The country will be able to ensure fuel supply for a six-month period, and then manage to find alternative sources coverings its needs for an additional three months, according to an emergency plan prepared recently by ELPE (Hellenic Petroleum), in the event that Greece defaults on its payments and is forced to exit the eurozone.
According to ELPE officials, citizens should not be concerned about any danger of a fuel supply shortage for the nine-month period if the bailout talks ultimately collapse and force the country out of the eurozone.
ELPE’s preparation of an emergency plan highlights the degree of seriousness caused by the failure, so far, of Greece and its lenders to strike a deal.

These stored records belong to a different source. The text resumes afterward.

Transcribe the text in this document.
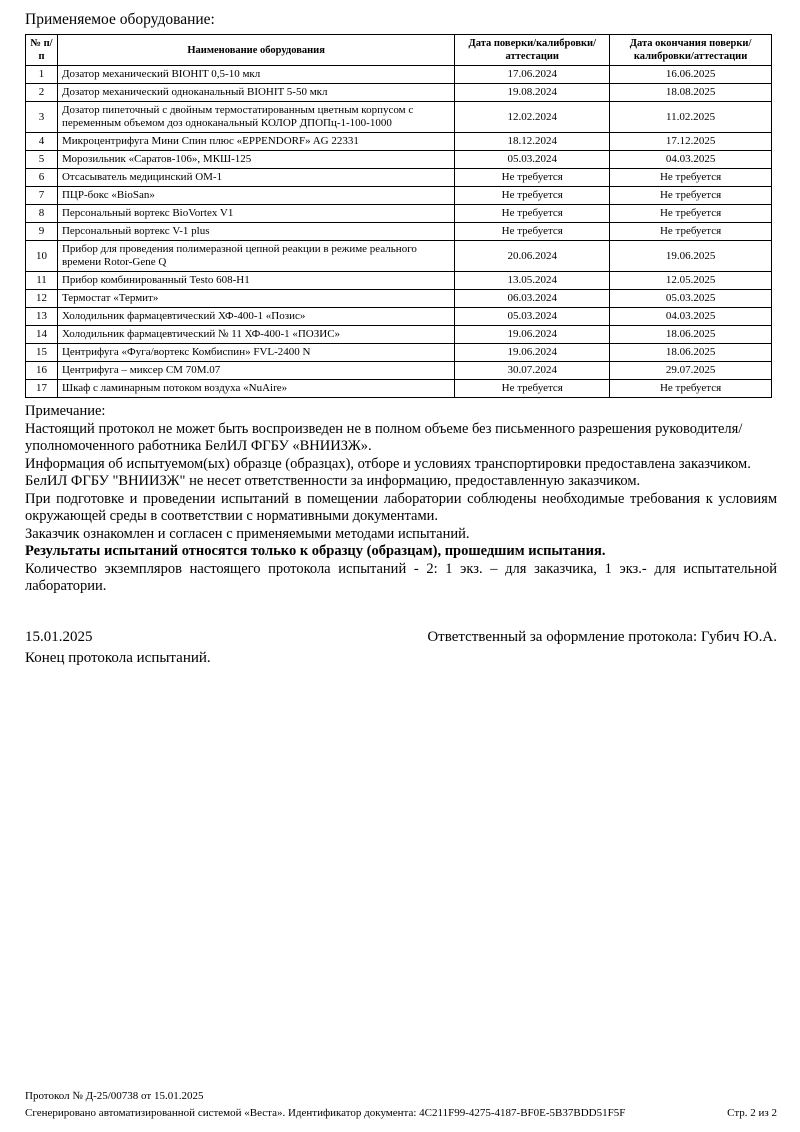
Применяемое оборудование:
№ п/п	Наименование оборудования	Дата поверки/калибровки/аттестации	Дата окончания поверки/калибровки/аттестации
1	Дозатор механический BIOHIT 0,5-10 мкл	17.06.2024	16.06.2025
2	Дозатор механический одноканальный BIOHIT 5-50 мкл	19.08.2024	18.08.2025
3	Дозатор пипеточный с двойным термостатированным цветным корпусом с переменным объемом доз одноканальный КОЛОР ДПОПц-1-100-1000	12.02.2024	11.02.2025
4	Микроцентрифуга Мини Спин плюс «EPPENDORF» AG 22331	18.12.2024	17.12.2025
5	Морозильник «Саратов-106», МКШ-125	05.03.2024	04.03.2025
6	Отсасыватель медицинский ОМ-1	Не требуется	Не требуется
7	ПЦР-бокс «BioSan»	Не требуется	Не требуется
8	Персональный вортекс BioVortex V1	Не требуется	Не требуется
9	Персональный вортекс V-1 plus	Не требуется	Не требуется
10	Прибор для проведения полимеразной цепной реакции в режиме реального времени Rotor-Gene Q	20.06.2024	19.06.2025
11	Прибор комбинированный Testo 608-H1	13.05.2024	12.05.2025
12	Термостат «Термит»	06.03.2024	05.03.2025
13	Холодильник фармацевтический ХФ-400-1 «Позис»	05.03.2024	04.03.2025
14	Холодильник фармацевтический № 11 ХФ-400-1 «ПОЗИС»	19.06.2024	18.06.2025
15	Центрифуга «Фуга/вортекс Комбиспин» FVL-2400 N	19.06.2024	18.06.2025
16	Центрифуга – миксер СМ 70М.07	30.07.2024	29.07.2025
17	Шкаф с ламинарным потоком воздуха «NuAire»	Не требуется	Не требуется
Примечание:
Настоящий протокол не может быть воспроизведен не в полном объеме без письменного разрешения руководителя/уполномоченного работника БелИЛ ФГБУ «ВНИИЗЖ».
Информация об испытуемом(ых) образце (образцах), отборе и условиях транспортировки предоставлена заказчиком. БелИЛ ФГБУ "ВНИИЗЖ" не несет ответственности за информацию, предоставленную заказчиком.
При подготовке и проведении испытаний в помещении лаборатории соблюдены необходимые требования к условиям окружающей среды в соответствии с нормативными документами.
Заказчик ознакомлен и согласен с применяемыми методами испытаний.
Результаты испытаний относятся только к образцу (образцам), прошедшим испытания.
Количество экземпляров настоящего протокола испытаний - 2: 1 экз. – для заказчика, 1 экз.- для испытательной лаборатории.
15.01.2025	Ответственный за оформление протокола: Губич Ю.А.
Конец протокола испытаний.
Протокол № Д-25/00738 от 15.01.2025
Сгенерировано автоматизированной системой «Веста». Идентификатор документа: 4C211F99-4275-4187-BF0E-5B37BDD51F5F	Стр. 2 из 2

Fuel supply emergency situations are divided into three levels of increasing urgency. At the first level, Greece would draw from its emergency deposits. These are maintained by all EU member states, based in European law, to cover emergencies, and would meet demand for three months.
The second level, should the situation worsen, would lead ELPE to turn to future petroleum orders, which would suffice for a further three months.
At the third level, ELPE would make additional crude oil orders and avoid monetary payment but, instead, cover the crude oil orders by supplying equivalent amounts of refined petroleum products, such as diesel. This option, practiced regularly in other countries, such as Italy and Spain, to maintain reserve levels, would offer a solution to Greece for a further three months. Some sources noted this practice could be applied infinitely.
ELPE is also keeping a close watch on developments concering the West’s embargo on Iran, which could reportedly be lifted in the near future, as well as a possible gradual restart of exports by Libya and Iraq. An end to the trade embargo imposed on Iran by the West would prompt access to an additional one million barrels of oil per day, leading to lower prices, from 60 dollars a barrel at present, and decrease order costs for ELPE.
The Greek state holds a 35.5 percent stake in ELPE. The Latsis Group controls a 42.6 percent equity share.